Chiffres Snep : en 2014, le marché de la musique enregistrée rechute de 5,3%

Musique enregistrée

Après l’embellie de l’année 2013, le marché de la musique enregistrée à rechuté en 2014 (-5,3%), selon les chiffres annuels du Snep dévoilés mardi 3 février. En cause, la baisse continue du marché physique, mais aussi, pour la première fois, des ventes de téléchargement à l’acte. Le streaming confirme sa place de premier revenu du marché numérique.

En 2013, le marché de la musique enregistrée avait connu une hausse de 2,3%, rompant avec 12 année de dépression. Mais l’année 2014 n’a pas confirmé cet élan, repartant à la baisse (-5,3%), pour un montant global de 570,6 millions d’euros. C’est ce qu’a dévoilé le Syndicat national de l’édition phonographique (Snep) mari 3 février, lors de la présentation de ses chiffres annuels.

Cette baisse générale s’explique par la baisse continue des ventes physiques (-11,5%), qui représentent toujours 71% du marché. Seule embellie pour le physique, la croissance du support vinyle, qui enregistre une hausse de 42%, avec 672 000 exemplaires vendus, mais ne représente que 2,7% du marché. Mais la baisse globale s’explique aussi par la chute des ventes de téléchargement à l’acte (-14%). Le marché numérique (download + streaming), reste en croissance de 6%, grâce à la progression de 34% des revenus du streaming.

Le streaming : relais de croissance du marché ?

En 2014, le streaming est devenu le premier revenu du marché numérique (55% du marché numérique), dépassant pour la première fois le téléchargement (40%). Il représente désormais 16% du marché global. Pour le syndicat, il s’agit là d’une confirmation des changements d’usages en cours chez les consommateurs. Pour Guillaume Le Blanc, secrétaire généra du Snep, "le streaming gagne progressivement tous les foyers de France. L’année 2015 s’annonce excitante pour le streaming, parfaitement adapté aux nouveaux usages en mobilité". En 2014, 12 milliards de titres ont été écoutés sur les plateformes de streaming audio (Deezer, Spotify, Qobuz et autres Google Play Musique), soit une progression de 40% par rapport à 2013. Avec près de 11 millions de streamers (hors streaming vidéo), c’est 16% de la population française qui aurait déjà basculé.

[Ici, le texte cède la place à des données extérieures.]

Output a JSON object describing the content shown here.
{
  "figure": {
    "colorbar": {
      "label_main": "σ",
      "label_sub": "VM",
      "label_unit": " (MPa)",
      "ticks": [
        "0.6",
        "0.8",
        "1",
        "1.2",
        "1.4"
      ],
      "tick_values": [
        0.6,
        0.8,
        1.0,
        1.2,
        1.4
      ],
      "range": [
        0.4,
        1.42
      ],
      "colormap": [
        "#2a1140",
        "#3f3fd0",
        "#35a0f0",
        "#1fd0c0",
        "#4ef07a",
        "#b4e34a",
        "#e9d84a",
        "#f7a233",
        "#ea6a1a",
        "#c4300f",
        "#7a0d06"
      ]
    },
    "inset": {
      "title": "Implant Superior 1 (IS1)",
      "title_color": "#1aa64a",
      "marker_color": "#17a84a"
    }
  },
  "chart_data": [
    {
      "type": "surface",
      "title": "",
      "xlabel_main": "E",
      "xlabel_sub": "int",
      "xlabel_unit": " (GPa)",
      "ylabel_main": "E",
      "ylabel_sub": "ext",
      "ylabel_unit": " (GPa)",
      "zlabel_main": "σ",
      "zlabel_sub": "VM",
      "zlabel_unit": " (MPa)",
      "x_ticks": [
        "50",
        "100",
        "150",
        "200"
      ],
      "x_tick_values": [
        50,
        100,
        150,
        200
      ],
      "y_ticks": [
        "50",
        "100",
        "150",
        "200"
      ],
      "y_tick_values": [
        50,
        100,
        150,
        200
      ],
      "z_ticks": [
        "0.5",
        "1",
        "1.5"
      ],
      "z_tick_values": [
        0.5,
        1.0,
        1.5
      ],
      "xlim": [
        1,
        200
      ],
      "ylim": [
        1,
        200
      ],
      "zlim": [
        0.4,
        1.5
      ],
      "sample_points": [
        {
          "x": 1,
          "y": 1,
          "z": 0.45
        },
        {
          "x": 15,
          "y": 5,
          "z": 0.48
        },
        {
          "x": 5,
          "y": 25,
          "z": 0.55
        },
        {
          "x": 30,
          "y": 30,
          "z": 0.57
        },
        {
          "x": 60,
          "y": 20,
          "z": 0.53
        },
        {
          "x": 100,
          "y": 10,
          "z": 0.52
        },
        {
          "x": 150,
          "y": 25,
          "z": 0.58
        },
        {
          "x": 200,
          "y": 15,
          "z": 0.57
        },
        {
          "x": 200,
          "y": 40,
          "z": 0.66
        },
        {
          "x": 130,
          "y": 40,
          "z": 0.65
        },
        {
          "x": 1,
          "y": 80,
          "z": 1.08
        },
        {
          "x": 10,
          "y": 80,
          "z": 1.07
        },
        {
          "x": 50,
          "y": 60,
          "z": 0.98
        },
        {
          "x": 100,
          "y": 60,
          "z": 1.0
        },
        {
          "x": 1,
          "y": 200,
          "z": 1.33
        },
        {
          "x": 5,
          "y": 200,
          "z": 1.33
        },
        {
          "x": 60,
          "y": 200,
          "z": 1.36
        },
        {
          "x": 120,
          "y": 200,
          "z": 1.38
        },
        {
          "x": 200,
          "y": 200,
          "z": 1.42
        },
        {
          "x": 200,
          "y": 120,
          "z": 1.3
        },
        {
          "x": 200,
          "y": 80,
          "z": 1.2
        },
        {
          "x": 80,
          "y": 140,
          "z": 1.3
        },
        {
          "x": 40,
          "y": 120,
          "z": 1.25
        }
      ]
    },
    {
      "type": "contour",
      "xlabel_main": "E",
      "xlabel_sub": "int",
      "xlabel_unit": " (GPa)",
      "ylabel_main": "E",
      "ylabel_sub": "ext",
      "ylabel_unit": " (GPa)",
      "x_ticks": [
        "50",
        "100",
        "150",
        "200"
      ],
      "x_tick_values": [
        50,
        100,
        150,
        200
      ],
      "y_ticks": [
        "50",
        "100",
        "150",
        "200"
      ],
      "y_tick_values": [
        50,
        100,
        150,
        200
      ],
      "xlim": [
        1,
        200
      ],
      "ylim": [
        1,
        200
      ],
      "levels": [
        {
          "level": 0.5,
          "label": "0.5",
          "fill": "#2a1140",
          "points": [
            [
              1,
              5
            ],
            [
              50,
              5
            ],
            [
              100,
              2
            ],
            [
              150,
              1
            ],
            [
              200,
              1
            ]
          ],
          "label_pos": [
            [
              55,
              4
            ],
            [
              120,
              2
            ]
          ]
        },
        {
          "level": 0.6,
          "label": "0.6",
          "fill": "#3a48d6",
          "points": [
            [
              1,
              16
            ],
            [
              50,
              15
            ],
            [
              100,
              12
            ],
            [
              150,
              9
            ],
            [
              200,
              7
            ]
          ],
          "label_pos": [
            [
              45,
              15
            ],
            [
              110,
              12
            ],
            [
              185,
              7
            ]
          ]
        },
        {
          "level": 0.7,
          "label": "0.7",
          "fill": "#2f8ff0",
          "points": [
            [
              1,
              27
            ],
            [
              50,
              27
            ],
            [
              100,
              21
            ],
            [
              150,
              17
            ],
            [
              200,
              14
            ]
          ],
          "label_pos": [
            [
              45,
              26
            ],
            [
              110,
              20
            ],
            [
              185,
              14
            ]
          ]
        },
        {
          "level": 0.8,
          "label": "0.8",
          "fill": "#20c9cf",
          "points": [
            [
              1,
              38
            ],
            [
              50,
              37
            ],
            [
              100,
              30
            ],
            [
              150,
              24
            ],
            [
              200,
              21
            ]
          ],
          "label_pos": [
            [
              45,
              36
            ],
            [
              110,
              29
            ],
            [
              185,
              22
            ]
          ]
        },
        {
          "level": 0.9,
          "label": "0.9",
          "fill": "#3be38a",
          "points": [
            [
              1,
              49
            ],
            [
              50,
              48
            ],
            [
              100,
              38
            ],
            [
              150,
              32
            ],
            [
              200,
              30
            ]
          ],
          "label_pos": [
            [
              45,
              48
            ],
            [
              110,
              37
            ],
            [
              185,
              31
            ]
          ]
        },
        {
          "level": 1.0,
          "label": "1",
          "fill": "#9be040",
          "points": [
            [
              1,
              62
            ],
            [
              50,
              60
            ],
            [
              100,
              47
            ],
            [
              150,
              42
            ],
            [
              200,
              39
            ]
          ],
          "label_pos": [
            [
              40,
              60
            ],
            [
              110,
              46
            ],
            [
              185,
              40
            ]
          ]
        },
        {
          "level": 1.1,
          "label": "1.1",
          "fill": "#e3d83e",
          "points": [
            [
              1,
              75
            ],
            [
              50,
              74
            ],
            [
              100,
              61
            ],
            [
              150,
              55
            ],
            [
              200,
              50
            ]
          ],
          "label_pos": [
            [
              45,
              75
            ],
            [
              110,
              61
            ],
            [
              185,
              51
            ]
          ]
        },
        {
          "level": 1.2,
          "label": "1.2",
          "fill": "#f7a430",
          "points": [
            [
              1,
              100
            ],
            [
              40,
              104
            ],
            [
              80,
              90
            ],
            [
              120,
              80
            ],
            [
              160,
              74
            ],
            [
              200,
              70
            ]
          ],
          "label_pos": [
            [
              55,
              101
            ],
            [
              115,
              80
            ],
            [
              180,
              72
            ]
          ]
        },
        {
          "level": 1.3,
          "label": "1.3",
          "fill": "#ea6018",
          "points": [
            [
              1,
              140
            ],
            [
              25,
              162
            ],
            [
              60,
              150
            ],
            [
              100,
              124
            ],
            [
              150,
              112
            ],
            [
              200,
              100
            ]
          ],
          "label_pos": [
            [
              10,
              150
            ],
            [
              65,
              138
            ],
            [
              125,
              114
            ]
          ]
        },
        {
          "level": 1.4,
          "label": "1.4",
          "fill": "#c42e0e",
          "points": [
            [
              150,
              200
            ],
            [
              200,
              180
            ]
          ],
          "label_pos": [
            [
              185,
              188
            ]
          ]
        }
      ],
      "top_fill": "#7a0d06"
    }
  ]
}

S’il continue de progresser, le streaming est encore loin de pouvoir remettre à flot le marché de la musique enregistrée, qui a perdu 65% de sa valeur depuis 2002. POur Stepahan Le Tavernier, président du Snep, "il faut que les courbes s’inversent le plus rapidement possible, mais il est très difficile d’estimer si cela se fera dans 1, 2 ou 5 ans. Cela dépend de la vitesse d’éducation du public à ces nouveaux usages, mais aussi du comportement des nouveaux acteurs sur ce marché. L’arrivée d’Apple, dont on entend parler, peut être un élément de nature à améliorer la communication autour du streaming, et sa diffusion". Même son de cloche pour Pascal Nègre, qui s’affirme "très optimiste pour le moyen terme, très prudent sur le court terme".

La conférence de presse a aussi été l’occasion de revenir sur l’opposition avec l’Adami sur la répartition des revenus liés au numérique. Le Snep a ainsi proposé un détail de la répartition sur les 9,99 euros d’un abonnement mensuel à un service de streaming, en distinguant chiffre d’affaire et profit : 41% (soit 0,68 euros) pour les artistes interprètes, 37% pour les auteurs-compositeurs (soit 0,60 euros), 16% pour les producteurs (soit 0,26%) et 6% pour les plateformes (soit 0,1%).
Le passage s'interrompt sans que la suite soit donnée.